A classic (which is to say, creaky and old) alternative link checker is linkchecker/.
Fashionable new linkcheck seems good. Needs a localhost dev server rather than operating on files on disk (which is fine, IMO, since it is simpler and I need on anyway).
Here is how to invoke linkcheck for a hugo site:
hugo serve linkcheck :1313 | tee linkcheck_internal
installing in macos is weird; the binary download does not work. A source version does.

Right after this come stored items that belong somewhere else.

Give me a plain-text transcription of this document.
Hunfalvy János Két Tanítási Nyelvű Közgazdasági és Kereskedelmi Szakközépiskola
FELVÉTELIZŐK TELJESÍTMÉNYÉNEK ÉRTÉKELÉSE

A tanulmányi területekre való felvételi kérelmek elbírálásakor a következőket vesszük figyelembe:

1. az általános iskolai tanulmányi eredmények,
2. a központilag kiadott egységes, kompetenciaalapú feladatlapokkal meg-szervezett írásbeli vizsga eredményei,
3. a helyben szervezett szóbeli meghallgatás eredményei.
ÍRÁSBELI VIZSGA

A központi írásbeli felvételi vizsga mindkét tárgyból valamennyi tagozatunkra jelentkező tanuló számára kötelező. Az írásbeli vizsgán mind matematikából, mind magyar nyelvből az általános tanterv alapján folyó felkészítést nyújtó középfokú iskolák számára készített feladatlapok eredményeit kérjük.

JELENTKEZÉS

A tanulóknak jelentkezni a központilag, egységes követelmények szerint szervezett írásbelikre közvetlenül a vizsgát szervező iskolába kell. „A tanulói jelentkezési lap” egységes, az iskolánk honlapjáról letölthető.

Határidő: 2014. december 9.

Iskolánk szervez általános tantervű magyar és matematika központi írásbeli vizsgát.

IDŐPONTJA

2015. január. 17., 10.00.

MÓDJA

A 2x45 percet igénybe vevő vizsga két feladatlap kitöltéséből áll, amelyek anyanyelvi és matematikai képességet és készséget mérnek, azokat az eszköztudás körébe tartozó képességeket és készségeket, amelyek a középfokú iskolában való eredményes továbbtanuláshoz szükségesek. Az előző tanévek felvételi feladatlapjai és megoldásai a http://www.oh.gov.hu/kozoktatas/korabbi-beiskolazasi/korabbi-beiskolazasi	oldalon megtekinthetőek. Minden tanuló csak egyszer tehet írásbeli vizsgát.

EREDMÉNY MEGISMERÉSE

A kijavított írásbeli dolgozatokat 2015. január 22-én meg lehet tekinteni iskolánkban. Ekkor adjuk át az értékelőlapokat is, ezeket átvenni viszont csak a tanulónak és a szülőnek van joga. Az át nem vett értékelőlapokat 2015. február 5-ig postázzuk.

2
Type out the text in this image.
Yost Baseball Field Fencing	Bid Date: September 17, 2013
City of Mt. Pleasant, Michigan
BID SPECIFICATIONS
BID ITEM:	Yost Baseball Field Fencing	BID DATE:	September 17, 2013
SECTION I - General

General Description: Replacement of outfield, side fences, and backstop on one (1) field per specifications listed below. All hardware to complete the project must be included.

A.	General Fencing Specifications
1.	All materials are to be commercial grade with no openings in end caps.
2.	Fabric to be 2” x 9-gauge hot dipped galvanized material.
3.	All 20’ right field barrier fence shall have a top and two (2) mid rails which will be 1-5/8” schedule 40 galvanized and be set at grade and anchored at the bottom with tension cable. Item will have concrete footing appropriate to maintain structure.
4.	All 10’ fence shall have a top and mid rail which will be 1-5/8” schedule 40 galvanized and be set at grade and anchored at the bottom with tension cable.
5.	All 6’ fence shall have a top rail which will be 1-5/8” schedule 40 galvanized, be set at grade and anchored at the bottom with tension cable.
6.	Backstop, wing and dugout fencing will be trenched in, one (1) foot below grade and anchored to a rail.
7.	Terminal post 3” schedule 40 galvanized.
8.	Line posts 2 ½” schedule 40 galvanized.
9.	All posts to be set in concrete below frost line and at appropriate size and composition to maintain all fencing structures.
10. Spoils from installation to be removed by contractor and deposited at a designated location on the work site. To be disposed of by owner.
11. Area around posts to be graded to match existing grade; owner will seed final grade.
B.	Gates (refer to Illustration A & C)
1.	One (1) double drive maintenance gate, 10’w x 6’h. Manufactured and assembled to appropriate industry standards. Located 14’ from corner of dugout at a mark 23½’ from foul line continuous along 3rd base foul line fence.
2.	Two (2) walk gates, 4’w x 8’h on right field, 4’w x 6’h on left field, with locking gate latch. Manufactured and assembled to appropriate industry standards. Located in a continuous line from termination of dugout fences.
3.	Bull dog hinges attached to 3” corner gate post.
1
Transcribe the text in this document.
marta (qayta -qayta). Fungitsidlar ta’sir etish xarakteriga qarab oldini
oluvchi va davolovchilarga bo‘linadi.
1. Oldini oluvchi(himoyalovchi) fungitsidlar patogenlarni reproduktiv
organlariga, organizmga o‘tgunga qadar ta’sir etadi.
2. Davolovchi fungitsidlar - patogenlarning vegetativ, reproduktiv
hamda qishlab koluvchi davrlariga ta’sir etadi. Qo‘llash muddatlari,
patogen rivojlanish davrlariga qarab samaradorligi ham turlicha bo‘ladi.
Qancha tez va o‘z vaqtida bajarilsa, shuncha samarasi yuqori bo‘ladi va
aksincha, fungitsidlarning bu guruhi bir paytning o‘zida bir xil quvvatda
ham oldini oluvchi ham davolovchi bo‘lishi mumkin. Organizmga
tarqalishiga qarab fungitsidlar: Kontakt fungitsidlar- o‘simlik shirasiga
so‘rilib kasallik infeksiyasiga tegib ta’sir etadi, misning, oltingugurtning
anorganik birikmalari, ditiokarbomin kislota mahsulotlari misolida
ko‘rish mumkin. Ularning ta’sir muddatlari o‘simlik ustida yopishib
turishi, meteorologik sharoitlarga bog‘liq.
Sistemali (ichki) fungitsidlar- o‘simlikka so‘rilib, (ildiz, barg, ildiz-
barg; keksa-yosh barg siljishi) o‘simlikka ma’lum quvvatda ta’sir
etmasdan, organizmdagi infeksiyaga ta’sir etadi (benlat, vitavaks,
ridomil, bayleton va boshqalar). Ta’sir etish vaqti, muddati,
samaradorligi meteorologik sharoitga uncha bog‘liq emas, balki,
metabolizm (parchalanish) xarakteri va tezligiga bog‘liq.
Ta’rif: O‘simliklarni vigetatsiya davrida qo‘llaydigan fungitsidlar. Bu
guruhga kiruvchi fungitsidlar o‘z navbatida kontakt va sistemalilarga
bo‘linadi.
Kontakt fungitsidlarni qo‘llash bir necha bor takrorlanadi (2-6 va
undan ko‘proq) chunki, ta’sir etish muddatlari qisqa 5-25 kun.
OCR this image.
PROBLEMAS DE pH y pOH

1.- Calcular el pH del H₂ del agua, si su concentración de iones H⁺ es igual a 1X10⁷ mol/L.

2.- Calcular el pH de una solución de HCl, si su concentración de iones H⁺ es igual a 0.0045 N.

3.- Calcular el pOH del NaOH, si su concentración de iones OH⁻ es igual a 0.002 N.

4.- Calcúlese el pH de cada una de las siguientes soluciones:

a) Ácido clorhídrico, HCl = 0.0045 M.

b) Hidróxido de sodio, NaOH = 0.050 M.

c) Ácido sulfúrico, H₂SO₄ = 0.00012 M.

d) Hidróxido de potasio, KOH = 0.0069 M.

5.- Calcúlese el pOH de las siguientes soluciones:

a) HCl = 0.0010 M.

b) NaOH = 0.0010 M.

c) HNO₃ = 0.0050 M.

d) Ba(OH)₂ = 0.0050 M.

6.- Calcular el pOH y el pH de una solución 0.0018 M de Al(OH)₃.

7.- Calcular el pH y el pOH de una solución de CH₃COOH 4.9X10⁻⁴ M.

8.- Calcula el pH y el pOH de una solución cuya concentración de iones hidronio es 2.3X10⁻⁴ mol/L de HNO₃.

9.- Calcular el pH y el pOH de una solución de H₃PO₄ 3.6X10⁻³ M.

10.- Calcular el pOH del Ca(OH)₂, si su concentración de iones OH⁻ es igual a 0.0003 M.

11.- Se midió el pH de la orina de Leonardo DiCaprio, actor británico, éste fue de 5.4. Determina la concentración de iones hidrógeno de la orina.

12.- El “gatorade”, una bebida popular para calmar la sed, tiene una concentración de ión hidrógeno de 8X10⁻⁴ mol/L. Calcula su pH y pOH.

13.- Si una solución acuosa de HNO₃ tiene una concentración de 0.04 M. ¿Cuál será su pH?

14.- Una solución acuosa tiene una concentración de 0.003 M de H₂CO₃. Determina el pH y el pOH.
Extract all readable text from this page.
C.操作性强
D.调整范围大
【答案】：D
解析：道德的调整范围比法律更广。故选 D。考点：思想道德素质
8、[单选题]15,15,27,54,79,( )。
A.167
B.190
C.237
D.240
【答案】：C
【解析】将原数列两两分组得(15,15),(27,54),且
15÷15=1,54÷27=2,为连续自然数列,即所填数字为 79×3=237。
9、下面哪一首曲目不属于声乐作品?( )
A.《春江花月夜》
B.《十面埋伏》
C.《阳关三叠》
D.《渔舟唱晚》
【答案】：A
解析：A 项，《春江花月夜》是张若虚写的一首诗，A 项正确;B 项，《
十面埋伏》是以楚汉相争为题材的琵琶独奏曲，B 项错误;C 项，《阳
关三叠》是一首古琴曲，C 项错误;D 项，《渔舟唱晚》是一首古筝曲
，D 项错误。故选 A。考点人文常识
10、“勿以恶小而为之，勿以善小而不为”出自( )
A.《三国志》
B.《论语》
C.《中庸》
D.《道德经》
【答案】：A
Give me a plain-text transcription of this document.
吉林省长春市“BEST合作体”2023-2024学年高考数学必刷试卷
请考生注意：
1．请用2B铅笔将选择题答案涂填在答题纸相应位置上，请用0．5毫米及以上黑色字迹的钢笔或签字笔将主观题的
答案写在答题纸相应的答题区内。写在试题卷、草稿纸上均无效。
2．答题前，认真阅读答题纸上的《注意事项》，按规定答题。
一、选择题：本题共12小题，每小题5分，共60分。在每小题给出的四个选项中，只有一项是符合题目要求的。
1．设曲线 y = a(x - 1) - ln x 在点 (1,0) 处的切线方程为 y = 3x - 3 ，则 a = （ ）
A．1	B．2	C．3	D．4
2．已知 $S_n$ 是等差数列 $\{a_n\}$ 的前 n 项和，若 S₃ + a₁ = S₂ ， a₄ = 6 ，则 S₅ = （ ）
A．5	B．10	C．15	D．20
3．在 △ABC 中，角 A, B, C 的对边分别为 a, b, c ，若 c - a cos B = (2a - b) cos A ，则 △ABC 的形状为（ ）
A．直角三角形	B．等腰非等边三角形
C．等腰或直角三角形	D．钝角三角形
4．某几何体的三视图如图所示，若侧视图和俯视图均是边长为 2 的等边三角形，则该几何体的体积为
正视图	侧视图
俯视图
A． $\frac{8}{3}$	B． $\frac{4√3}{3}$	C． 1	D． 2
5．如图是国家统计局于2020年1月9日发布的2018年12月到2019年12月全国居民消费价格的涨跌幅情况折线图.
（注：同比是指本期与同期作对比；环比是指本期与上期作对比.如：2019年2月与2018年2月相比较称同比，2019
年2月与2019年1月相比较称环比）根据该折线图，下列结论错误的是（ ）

brew tap dart-lang/dart brew install dart pub global activate linkcheck
ArchiveBox takes a list of website URLs you want to archive, and creates a local, static, browsable HTML clone of the content from those websites (it saves HTML, JS, media files, PDFs, images and more).
You can use it to preserve access to websites you care about by storing them locally offline. ArchiveBox imports lists of URLs, renders the pages in a headless, autheticated, user-scriptable browser, and then archives the content in multiple redundant common formats (HTML, PDF, PNG, WARC) that will last long after the originals disappear off the internet. It automatically extracts assets and media from pages and saves them in easily-accessible folders, with out-of-the-box support for extracting git repositories, audio, video, subtitles, images, PDFs, and more.
Because modern websites are complicated and often rely on dynamic content, ArchiveBox archives the sites in several different formats beyond what public archiving services like Archive.org and Archive.is are capable of saving. Using multiple methods and the market-dominant browser to execute JS ensures we can save even the most complex, finicky websites in at least a few high-quality, long-term data formats.
perma.cc is an archiving service focussing on academic citations? 🤷♂
Academic institutions and courts can become registrars of Perma.cc for free, and can provide accounts to their users for free as well.
Organizations (such as law firms, publishers, non-profits and others) or individuals not associated with an academic institution or court are both able to use Perma via paid subscription:
- Organizations can administer unlimited Perma accounts for their users for a monthly flat group rate. These registrar accounts also include collaboration tools and administrative controls.
- Individuals can access Perma via tiered subscriptions that fit their particular needs.
Subscription status does not affect the preservation, access, or visibility of already-made links, just the amount of Perma Links a user can create in a given month.